I'm talking about computing devices that literally reconfigure themselves. A truck that shifts from second to third gear is still the same truck.

Nice analogy, except that today's processors have very little that resembles those gears yet. A truck with few gears isn't very efficient at driving up slopes or driving on the highway, or both. So we need processors to not only throttle the gas, but be able to switch gears to adapt to different conditions. We have multi-core and SIMD for basic TLP and DLP extraction, but there's lots more that can be done to increase throughput and lower power consumption. Together with adapting to the workload type with things like long-running wide vector instructions and lowering the voltage/frequency, CPUs would offer plenty of the reconfiguration you're looking for. The rest of the reconfiguration for different uses can be handled in software.

Properly supplying quadruple SIMD througput is more expensive than you let on, and I've stated the position that for the desired performance goals by 2018 or 2020 for Exascale, the default power budget is too high to begin with.
To reiterate, the proposed gains are modest and the baseline not good enough.

Which is why my power consumption argument had four parts. Don't isolate one and say it's not good enough.

There are reports that there may be Haswell high performance SKUs with 160W+ TDPs.
Westmere stopped at 130.
Can you add some clarification on what you mean by this?

My point was that despite substantially increasing the throughput per core, Haswell's power consumption will still be lower (per core). And they're only one process node apart.

FinFET is quite impressive in the lower voltage domain, especially in more modestly clocked designs.
The improvent in the 4 GHz 1V+ realm is back the modest tens of percent.

Which is exactly why during a throughput-oriented workload the frequency should be reduced.

I'm not sure why it's fine to pin hopes on one lab's silicon nanowires that may someday be looked at and a whole NTV Pentium that physically exists and has been manufactured has to be discounted.

I'm not saying to completely discount it. But the problem with NTV today is that it comes with severe compromises. Having to drop the clock frequency by an order of magnitude just isn't commercially viable outside of some niche markets. It's valuable to drop the voltage a little with every new node, but this doesn't demand the full set of changes required for true NTV operation. In essence, NTV technology is a last resort and we want as little of it as possible.

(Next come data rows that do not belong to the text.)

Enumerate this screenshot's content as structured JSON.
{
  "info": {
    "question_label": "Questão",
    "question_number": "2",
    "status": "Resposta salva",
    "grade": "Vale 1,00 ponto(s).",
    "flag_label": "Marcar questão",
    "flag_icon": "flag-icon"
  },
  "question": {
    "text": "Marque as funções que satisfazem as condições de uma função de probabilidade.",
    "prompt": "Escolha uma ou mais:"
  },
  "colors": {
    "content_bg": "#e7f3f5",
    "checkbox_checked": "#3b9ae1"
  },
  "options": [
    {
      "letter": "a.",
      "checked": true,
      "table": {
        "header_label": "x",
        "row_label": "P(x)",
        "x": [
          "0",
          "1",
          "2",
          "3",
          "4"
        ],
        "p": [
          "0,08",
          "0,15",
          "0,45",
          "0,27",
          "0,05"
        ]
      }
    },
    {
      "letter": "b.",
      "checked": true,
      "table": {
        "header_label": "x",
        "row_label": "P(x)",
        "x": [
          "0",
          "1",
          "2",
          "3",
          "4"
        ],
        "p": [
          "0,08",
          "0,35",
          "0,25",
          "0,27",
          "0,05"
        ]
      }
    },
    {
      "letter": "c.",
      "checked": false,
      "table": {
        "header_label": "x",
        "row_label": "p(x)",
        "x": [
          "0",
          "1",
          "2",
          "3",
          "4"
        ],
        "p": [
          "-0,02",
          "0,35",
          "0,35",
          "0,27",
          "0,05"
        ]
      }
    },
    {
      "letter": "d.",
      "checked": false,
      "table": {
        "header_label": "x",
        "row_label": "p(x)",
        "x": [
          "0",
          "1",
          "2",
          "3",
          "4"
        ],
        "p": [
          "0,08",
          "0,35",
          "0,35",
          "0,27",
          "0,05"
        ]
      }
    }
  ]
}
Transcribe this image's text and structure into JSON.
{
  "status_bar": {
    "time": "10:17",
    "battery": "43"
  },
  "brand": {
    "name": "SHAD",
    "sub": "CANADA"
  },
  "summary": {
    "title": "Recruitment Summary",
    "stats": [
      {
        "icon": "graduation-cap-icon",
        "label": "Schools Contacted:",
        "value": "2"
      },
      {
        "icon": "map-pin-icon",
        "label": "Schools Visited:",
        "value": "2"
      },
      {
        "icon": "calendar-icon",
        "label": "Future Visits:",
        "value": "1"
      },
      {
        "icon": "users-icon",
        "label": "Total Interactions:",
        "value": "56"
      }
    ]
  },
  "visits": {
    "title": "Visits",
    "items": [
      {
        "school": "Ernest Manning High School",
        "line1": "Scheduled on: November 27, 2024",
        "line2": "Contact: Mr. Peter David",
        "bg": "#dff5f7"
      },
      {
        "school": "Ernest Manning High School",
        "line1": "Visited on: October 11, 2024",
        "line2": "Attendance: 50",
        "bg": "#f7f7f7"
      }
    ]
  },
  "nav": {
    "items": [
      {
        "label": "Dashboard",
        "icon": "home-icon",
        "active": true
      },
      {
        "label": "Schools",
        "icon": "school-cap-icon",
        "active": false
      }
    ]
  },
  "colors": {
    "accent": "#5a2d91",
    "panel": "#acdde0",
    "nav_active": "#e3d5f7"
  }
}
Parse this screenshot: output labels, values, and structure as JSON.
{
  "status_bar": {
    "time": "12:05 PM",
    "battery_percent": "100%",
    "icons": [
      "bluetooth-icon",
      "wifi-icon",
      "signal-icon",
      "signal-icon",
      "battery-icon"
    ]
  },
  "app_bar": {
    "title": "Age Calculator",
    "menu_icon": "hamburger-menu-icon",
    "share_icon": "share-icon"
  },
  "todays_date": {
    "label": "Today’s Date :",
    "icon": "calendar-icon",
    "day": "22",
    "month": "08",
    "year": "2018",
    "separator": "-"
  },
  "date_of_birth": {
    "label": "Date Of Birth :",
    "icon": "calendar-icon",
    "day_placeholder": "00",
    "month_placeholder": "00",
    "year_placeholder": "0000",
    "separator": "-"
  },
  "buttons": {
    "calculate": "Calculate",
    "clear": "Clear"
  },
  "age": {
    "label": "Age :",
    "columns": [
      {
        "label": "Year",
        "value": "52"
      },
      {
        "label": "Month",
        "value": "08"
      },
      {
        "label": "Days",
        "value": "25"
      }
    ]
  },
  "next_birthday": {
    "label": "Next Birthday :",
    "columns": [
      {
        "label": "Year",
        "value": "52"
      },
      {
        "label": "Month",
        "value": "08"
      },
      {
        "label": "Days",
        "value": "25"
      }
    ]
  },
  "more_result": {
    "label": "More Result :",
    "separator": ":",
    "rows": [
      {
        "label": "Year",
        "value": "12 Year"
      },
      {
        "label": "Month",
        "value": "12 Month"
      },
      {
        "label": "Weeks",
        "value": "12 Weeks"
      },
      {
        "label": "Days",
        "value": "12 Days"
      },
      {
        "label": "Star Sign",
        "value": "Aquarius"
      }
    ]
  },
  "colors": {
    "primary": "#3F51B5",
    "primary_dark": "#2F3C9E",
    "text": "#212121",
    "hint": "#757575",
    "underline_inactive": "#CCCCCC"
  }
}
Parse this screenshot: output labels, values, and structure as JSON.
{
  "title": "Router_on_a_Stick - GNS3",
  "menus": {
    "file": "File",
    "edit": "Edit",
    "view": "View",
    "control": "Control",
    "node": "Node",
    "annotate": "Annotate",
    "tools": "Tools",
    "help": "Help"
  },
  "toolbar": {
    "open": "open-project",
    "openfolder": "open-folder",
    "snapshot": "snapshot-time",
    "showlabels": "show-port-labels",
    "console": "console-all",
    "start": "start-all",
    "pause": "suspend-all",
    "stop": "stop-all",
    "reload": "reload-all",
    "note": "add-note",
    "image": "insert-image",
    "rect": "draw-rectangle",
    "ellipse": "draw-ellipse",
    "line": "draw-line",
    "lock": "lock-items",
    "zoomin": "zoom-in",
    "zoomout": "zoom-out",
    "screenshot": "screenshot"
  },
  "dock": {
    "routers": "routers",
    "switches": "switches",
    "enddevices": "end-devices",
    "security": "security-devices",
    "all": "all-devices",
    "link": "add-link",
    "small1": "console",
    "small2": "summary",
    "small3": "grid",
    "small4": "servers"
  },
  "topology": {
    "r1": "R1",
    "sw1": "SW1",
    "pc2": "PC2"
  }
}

Junctionless transistors on the other hand have very promising scaling characteristics. It's a more desirable technology than being forced to go the NTV route. But I'm not pinning all my hopes on junctionless transistors. Intel is also for instance experimenting with III-V TFETs, which might operate at 0.3 Volt but without sacrificing clock frequency. So my main point was that with so much R&D now going into lowering the power consumption of transistors, there's bound to be some progress that makes current trends too pessimistic.

Why would a mobile GPU with a short pipeline, relatively simple design and operating point in the hundreds of MHz fare worse with NTV than a Pentium with a short pipeline, relatively simple design, and an operating point in the hundreds of MHz?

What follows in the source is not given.